Paris prosecutors have said the people involved face three years in prison, a fine of 45,000 euros ($51,000) for "racist violence on public transport," and extradition to France if they are identified.
The incident took place at the Richelieu-Drouot metro platform in Paris on Tuesday, before the Champions League match between Chelsea FC and Paris Saint-Germain.
British expatriate Paul Nolan filmed footage of the incident on his phone and then sent the video to the Guardian. "It looked like it was quite aggressive," said Nolan. "He was obviously completely shocked when they pushed him off," he added.
Chelsea Football Club stated that this behavior "has no place in football or society," that it would "support any criminal action against those involved," and consider banning orders against the perpetrators.
England's Football Association (FA) backed up the London club, adding that, "those responsible should face the strongest possible punishment."
London's Metropolitan Police said its officers will analyze footage of the incident to help French authorities identifying those involved and will support any action taken by its French counterpart. The Met also stated it is planning to issue banning orders to travel for future matches against the people who took part in the Paris incident, if they will be identified. "The Metropolitan Police Service takes offences such as this very seriously, no matter where they occur," said the British police body.
Sepp Blatter, president of soccer's governing body FIFA, expressed his disappointment over the events on Twitter, writing: "There is no place for racism in football!"
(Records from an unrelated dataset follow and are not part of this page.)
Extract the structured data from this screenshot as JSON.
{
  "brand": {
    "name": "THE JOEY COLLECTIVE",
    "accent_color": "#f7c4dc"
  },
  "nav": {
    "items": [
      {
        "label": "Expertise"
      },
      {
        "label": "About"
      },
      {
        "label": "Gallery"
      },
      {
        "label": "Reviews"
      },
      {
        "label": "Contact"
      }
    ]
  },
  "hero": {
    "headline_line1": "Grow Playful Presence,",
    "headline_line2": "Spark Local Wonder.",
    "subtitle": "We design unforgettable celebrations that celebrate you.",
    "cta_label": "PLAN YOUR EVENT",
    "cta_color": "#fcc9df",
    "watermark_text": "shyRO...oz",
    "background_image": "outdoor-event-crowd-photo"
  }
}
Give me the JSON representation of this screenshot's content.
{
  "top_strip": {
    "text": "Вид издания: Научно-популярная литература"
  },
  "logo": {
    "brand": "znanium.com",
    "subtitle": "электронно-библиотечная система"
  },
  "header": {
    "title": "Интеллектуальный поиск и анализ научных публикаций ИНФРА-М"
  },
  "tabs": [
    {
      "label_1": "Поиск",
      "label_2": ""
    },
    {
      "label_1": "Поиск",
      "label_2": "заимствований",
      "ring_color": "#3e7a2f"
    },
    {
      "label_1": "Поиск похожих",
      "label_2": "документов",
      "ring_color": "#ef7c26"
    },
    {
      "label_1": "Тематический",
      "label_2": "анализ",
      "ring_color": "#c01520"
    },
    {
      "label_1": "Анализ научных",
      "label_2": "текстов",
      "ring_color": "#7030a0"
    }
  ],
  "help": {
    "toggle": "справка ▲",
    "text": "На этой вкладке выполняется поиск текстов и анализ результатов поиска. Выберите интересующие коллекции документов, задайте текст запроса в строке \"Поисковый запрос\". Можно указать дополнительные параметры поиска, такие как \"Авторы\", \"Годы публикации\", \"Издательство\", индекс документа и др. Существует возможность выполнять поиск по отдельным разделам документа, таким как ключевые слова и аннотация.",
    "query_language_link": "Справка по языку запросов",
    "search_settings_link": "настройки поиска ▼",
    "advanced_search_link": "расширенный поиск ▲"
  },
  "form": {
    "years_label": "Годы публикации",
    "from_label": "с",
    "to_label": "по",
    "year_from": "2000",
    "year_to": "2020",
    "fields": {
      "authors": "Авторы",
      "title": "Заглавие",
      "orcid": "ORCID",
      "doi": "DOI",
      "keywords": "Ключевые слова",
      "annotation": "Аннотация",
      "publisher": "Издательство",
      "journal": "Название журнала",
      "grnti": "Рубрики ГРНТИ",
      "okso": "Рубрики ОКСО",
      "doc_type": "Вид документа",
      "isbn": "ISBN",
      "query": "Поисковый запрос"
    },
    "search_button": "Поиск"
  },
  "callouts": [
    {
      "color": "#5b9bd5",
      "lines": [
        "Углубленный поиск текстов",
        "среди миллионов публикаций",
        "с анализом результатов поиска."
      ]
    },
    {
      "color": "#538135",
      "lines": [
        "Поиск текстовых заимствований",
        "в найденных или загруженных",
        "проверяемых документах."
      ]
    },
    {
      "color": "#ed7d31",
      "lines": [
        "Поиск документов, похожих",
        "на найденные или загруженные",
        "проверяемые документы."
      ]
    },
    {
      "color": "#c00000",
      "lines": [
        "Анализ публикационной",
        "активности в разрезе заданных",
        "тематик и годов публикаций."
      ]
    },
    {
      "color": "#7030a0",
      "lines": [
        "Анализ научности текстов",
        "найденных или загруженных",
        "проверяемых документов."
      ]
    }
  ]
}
UEFA, the European body, also condemned racist behavior, but said it will not take action against Chelsea or its fans as the incident occurred away from the stadium. "It is a matter for the local authorities to investigate further," read UEFA's statement.
Le Figaro reported that the game was already categorized "at risk" by the authorities prior to the metro incident, due to the violence of the clashes that took place last April between Chelsea and PSG fans in Paris. That time as well, Chelsea fans showed racist behavior, according to witnesses.
In the 1970s and 80s, Chelsea fans were often associated with racist behavior and chanting. In the decades since, however, English football has changed radically — though one the most infamous recent episodes of racism on the field was when the FA found Chelsea captain John Terry guilty of racially abusing an opposition player in September 2012. Terry was banned for four matches and fined £220,000.
Lord Ouseley, chair of the UK anti-racism campaigning organization Kick It Out, expressed his shock over the Chelsea fans' behavior on Tuesday. "I thought the club had made it quite clear and taken action about stopping any repetition, knowing Chelsea, how hard they've worked on these matters, with fans as well as players, that it was unlikely to occur," he said.